Similarly, multiple data reference set variations could be designated for management levels in different regions of the world, as shown below. The data reference set variations can be used as appropriate for the world region.

     Management Level; Europe *

     Management Level; Asia *

     Management Level; North America *

Changes Over Time

A common data architecture often changes over time as the business world changes, or as an organization chooses to operate differently in the business world. Those changes need to be represented in the preferred data designations. The criteria for designating changes over time are listed below.

When a data subject name changes, a version stating the relevant dates is added to the former data subject name, and the data subject new name is established with a version stating the relevant dates. All of the data characteristics and data reference set variations are moved to the new data subjects, with appropriate name changes.

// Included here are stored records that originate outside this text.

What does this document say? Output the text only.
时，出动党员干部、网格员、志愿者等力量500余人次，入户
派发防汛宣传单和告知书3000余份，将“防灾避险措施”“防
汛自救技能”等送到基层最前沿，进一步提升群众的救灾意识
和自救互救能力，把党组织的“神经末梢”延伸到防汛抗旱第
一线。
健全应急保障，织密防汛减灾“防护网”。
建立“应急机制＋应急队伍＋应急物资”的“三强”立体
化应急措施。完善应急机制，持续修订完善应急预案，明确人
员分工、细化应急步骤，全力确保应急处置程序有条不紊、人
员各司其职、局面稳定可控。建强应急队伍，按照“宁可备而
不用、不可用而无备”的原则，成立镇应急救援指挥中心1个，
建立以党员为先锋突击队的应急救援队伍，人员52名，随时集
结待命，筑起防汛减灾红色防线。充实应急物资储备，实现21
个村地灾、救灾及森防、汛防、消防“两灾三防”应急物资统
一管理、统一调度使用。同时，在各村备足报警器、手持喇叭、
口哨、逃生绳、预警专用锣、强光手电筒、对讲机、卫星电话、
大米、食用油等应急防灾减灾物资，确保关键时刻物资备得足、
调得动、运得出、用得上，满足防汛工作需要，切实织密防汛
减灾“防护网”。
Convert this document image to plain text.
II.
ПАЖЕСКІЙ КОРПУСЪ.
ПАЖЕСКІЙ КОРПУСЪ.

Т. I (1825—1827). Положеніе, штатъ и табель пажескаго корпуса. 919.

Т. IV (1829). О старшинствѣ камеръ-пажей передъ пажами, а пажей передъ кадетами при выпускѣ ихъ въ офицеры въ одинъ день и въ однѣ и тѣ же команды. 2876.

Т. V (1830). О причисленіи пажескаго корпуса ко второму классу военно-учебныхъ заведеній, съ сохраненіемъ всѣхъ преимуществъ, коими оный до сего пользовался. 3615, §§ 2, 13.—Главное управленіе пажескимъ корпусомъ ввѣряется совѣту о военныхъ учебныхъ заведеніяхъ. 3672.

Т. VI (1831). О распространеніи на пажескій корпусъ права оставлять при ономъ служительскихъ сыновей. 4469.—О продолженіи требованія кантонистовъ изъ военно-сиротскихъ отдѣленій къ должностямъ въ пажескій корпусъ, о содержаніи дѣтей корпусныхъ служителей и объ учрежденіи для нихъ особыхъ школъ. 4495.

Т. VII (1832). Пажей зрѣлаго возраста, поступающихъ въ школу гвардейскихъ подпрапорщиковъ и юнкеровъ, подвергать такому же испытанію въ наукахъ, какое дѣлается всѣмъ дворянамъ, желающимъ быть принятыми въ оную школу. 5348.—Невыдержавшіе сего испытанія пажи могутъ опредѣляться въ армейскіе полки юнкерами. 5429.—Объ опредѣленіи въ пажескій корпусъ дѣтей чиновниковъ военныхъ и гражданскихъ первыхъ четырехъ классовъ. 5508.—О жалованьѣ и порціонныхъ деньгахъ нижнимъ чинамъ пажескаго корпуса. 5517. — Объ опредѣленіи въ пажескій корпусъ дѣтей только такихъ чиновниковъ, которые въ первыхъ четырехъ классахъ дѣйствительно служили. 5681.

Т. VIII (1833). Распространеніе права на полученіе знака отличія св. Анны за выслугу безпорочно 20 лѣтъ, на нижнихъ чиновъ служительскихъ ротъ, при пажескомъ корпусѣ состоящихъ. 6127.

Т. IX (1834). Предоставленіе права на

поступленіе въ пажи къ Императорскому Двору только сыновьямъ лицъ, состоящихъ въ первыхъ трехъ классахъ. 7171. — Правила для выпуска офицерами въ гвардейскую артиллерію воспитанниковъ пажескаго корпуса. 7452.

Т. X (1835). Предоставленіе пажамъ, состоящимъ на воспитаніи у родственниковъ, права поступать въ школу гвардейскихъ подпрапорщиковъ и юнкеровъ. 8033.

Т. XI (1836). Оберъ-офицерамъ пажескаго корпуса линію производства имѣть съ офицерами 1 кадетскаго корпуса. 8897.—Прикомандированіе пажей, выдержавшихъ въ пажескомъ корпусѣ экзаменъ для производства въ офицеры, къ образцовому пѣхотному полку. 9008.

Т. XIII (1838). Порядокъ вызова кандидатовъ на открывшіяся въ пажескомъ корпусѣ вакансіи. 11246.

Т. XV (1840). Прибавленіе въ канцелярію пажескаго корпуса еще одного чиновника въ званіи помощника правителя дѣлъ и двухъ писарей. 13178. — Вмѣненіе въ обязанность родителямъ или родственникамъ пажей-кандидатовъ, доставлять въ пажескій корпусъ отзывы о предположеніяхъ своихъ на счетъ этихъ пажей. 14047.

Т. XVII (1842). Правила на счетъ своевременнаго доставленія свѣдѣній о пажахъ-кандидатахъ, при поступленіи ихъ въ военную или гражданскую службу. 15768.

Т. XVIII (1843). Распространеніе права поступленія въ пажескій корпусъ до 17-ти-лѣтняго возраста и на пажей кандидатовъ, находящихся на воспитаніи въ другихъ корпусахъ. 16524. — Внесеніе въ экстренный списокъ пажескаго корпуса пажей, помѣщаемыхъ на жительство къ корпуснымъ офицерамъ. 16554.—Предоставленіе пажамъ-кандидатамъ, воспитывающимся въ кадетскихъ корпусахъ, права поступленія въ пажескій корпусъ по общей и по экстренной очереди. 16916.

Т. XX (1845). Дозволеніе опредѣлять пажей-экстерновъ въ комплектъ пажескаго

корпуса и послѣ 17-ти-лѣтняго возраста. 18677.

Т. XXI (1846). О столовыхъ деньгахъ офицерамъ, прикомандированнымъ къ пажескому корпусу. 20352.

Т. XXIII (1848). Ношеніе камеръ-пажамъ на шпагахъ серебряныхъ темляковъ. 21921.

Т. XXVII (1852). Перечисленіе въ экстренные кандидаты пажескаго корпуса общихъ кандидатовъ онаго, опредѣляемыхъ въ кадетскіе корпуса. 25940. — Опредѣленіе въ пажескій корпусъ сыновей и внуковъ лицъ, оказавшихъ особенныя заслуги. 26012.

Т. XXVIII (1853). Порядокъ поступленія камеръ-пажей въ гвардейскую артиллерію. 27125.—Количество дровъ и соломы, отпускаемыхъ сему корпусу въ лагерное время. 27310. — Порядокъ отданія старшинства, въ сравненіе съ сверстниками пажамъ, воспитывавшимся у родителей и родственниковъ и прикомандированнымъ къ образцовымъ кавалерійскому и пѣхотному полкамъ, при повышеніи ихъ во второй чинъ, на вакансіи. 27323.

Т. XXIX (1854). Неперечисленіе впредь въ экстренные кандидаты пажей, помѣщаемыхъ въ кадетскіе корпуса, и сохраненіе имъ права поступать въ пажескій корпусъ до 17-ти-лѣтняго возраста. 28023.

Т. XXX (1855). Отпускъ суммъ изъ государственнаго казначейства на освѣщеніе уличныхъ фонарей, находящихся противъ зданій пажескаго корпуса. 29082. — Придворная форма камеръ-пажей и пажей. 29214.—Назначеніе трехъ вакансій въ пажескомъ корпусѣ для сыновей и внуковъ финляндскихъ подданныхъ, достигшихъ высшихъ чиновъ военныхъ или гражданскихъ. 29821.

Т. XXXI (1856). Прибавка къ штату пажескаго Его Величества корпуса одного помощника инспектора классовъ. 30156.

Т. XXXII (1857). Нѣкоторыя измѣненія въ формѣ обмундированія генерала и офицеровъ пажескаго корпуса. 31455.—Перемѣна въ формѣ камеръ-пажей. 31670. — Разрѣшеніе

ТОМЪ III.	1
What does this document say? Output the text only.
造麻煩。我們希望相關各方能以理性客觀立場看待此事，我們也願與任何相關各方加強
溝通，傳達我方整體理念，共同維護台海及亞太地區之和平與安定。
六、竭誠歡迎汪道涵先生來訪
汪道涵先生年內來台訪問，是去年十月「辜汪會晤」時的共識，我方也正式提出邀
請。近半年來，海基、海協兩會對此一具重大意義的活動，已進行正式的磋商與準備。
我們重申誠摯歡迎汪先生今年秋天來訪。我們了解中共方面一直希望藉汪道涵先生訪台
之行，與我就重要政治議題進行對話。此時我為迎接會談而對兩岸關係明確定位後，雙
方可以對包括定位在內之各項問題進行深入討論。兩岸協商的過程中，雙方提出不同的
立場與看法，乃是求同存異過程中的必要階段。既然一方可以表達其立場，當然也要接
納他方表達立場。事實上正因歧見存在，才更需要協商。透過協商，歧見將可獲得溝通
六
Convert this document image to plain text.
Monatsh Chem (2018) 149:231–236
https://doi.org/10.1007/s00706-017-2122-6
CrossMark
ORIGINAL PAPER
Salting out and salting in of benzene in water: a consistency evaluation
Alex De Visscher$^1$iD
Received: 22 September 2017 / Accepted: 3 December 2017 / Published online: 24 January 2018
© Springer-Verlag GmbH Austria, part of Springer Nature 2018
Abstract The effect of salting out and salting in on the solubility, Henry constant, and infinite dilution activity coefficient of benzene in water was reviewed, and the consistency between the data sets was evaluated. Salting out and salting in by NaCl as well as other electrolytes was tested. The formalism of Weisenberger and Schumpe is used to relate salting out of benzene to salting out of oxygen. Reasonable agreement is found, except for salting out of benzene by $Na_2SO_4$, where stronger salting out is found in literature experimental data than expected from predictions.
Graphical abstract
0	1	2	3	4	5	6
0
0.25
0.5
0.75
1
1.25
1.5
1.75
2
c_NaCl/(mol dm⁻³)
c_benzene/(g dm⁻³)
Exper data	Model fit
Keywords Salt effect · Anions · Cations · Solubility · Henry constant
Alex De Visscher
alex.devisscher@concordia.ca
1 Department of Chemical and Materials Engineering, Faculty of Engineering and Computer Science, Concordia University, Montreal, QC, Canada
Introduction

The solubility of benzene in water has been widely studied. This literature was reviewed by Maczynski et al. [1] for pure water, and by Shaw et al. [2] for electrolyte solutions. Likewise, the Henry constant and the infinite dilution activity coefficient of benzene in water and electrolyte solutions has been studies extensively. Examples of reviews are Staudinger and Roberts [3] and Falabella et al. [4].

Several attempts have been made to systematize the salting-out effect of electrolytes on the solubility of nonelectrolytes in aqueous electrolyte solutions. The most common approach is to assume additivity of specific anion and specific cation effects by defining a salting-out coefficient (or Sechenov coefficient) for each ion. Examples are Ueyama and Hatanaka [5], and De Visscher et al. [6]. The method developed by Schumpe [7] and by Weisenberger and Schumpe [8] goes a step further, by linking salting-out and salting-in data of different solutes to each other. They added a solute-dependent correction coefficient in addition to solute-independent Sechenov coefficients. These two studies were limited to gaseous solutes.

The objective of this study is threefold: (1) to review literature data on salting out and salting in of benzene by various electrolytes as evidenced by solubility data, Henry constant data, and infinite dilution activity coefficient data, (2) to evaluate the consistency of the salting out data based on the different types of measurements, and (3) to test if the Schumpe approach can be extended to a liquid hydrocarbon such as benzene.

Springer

When a data characteristic name changes, a version stating the relevant dates is added to the former data characteristic name, and a new data characteristic name is established with a version stating the relevant dates. All of the data characteristic variations are moved to the new data characteristic.

When a data definition changes, the new definition is placed ahead of the old definitions with the effective date. The former definition is retained for historical purposes.

When a preferred data characteristic variation changes, a version notation is added to the former preferred data characteristic variation stating the relevant dates. A new preferred data characteristic variation is designated as preferred, with a version notation stating the relevant dates.

When a preferred data reference set variation changes, a version notation is added to the former preferred data reference set variation stating the relevant dates. A new preferred data reference set variation is designated as  preferred, with a version notation stating the relevant dates.

When a data reference item in a preferred data reference set changes, the end date for that data reference item is added. The former data reference item is not removed from the data reference set. The begin date is added for a new data reference item.

When primary or foreign key designations are changed, a version notation is added to the former key stating the relevant dates. New designations are made, with a version notation stating the relevant dates.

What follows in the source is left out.